The Obama administration is instituting a variety of far-reaching policies to reduce carbon emissions and mitigate climate change. Are any of these capable of making a difference? Simple arithmetic suggests not. Given this reality, we would be wise to consider strategies that complement and may be more effective than mitigation—namely, adaptation.
According to the Paris-based International Energy Agency, in 2012 the world emitted a little over 31 gigatons of carbon dioxide. China was the No. 1 emitter, accounting for more than one-fourth of the carbon produced. The U.S. was second, emitting about one-sixth.
China and India, among other developing countries, argue that they should be allowed to increase carbon emissions. They're still developing and require higher rates of economic growth. Moreover, they aren't responsible for previous emissions, and on a per capita basis U.S. emissions are much higher.
These arguments have merit but must be measured against the reality of carbon growth. Consider China: Its carbon emissions increased by an average 8.6% a year between 2002 and 2012. Were China to continue at this pace for 27 years until it reaches today's U.S. GDP per capita, it would emit 99 gigatons of carbon in 2041 alone, or three times the world's current emissions.
This scenario is too pessimistic. As countries develop, they become more efficient in energy use. But even if China tapered its emissions growth from 8.6% to zero over the same 27 years, it would still emit as much carbon in 2041 as the entire world does today. And that's not including emissions growth from India, Africa and South America.
Is there any hope of limiting carbon emissions to 30-50 gigatons in 2030, as many climatologists have called for, with substantial reductions thereafter? Some countries, notably Denmark and Sweden, have significantly reduced emissions. Can the U.S. do the same?
Feel-good actions won't make a dent. For example, it is fashionable to favor locally grown produce in part to reduce the carbon from transport. But transport from producer to retailer is a trivial part—less than 5%—of energy used in the life cycle of produce. Almost all of the emitted carbon is associated with production, which means that growing a tomato bound for Chicago in an Illinois winter hothouse rather than outdoors in Florida is not a carbon-saving strategy.
How about using public transportation, driving carbon-friendly vehicles, living closer to work, or biking instead of driving? Suppose that the U.S. completely eliminated carbon emissions from transportation over the next four years. The IEA data show that world emissions would still rise because the reduction from the U.S. would not cover the increase in carbon emitted by the rest of the world. Without world-wide changes, there is limited gain, even from dramatic action by the world's second-largest emitter.
The economics also work against a major transformation in the technology of producing power, either mobile or stationary.
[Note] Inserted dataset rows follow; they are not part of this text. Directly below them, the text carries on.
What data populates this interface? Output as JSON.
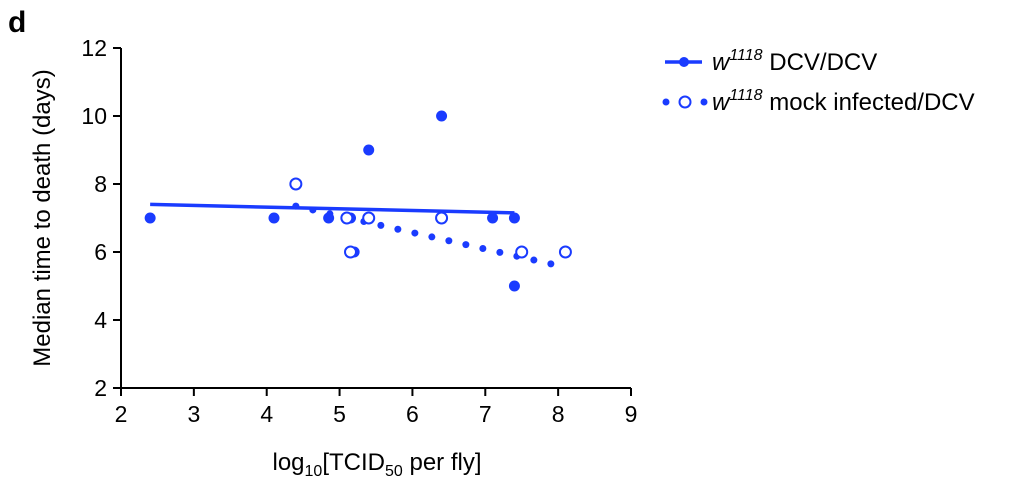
{
  "panel_label": "d",
  "chart_data": {
    "type": "scatter",
    "xlabel": {
      "main": "log",
      "sub1": "10",
      "mid": "[TCID",
      "sub2": "50",
      "tail": " per fly]"
    },
    "ylabel": "Median time to death (days)",
    "xlim": [
      2,
      9
    ],
    "ylim": [
      2,
      12
    ],
    "xticks": [
      "2",
      "3",
      "4",
      "5",
      "6",
      "7",
      "8",
      "9"
    ],
    "yticks": [
      "2",
      "4",
      "6",
      "8",
      "10",
      "12"
    ],
    "color": "#1a3bff",
    "legend_position": "top-right",
    "series": [
      {
        "name": "DCV/DCV",
        "genotype": "w",
        "genotype_sup": "1118",
        "marker": "filled",
        "trendline": "solid",
        "trend": [
          [
            2.4,
            7.4
          ],
          [
            7.4,
            7.15
          ]
        ],
        "points": [
          [
            2.4,
            7
          ],
          [
            4.1,
            7
          ],
          [
            4.85,
            7
          ],
          [
            5.15,
            7
          ],
          [
            5.2,
            6
          ],
          [
            5.4,
            9
          ],
          [
            6.4,
            10
          ],
          [
            7.1,
            7
          ],
          [
            7.4,
            7
          ],
          [
            7.4,
            5
          ]
        ]
      },
      {
        "name": "mock infected/DCV",
        "genotype": "w",
        "genotype_sup": "1118",
        "marker": "open",
        "trendline": "dotted",
        "trend": [
          [
            4.4,
            7.35
          ],
          [
            7.9,
            5.65
          ]
        ],
        "points": [
          [
            4.4,
            8
          ],
          [
            5.1,
            7
          ],
          [
            5.15,
            6
          ],
          [
            5.4,
            7
          ],
          [
            6.4,
            7
          ],
          [
            7.5,
            6
          ],
          [
            8.1,
            6
          ]
        ]
      }
    ]
  }
}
Coal is cheap. Natural gas is becoming even cheaper, but its carbon emissions, according to the U.S. Energy Information Administration, are still half those of coal and three-quarters those of gasoline per unit of energy produced. Although a switch to natural gas for many power uses would help, and accounts for recent drops in U.S. emissions, it cannot change the carbon arithmetic enough to prevent the world from exceeding "safe" levels.
Unless an economical low-carbon source of power generation becomes available, it is unrealistic to expect that countries, especially developing ones, will accede to any demand to produce power in a higher-cost manner merely to emit less carbon.
Very high carbon taxes or severely restrictive cap-and-trade policies might provide substantial motivation to conserve. These could reduce carbon-intensive consumption and motivate a switch to lower carbon power sources like nuclear. But these actions are undesirable because of their adverse effects on the economy. Australia instituted a $22 per ton carbon-dioxide tax in 2012. It repealed the highly unpopular measure this July, mainly because of its economic costs and perceived ineffectiveness. Research and development are worthwhile. But they can be wasteful and ineffective—recall Solyndra—and if R&D is to be government sponsored, all developed countries should participate in funding.
Given these limitations on mitigating carbon emissions, it is important to study how to adapt to climate change. There are myriad possibilities for adaptation, including the obvious, like building dikes in low-lying areas, and planting heat-tolerant crops and trees in cities. Some adaptation will occur naturally. For example, economic incentives will induce people who are setting up new households, businesses and farms to move to areas that are less severely harmed by warming temperatures.
Organizations like the U.N.-sponsored Intergovernmental Panel on Climate Change have pushed adaptation as a complementary strategy to mitigation. Still, adaptation has received little attention by the Obama administration and is hardly mentioned in public discussion. Proponents of strong anti-carbon measures seem to believe that even considering an alternative to mitigation will weaken the public's willingness to bear the costs of mitigation.
Carbon math makes clear that without major effort and a good bit of luck, we are unlikely to control the growth of emissions enough to meet the standards that many climate scientists suggest are necessary. It is time to end the delusions and start thinking realistically about what can and will be done.
Mr. Lazear, chairman of the President's Council of Economic Advisers (2006-09) and head of the White House committee on the economics of climate change (2007-08), is a professor at Stanford University's Graduate School of Business and a Hoover Institution fellow.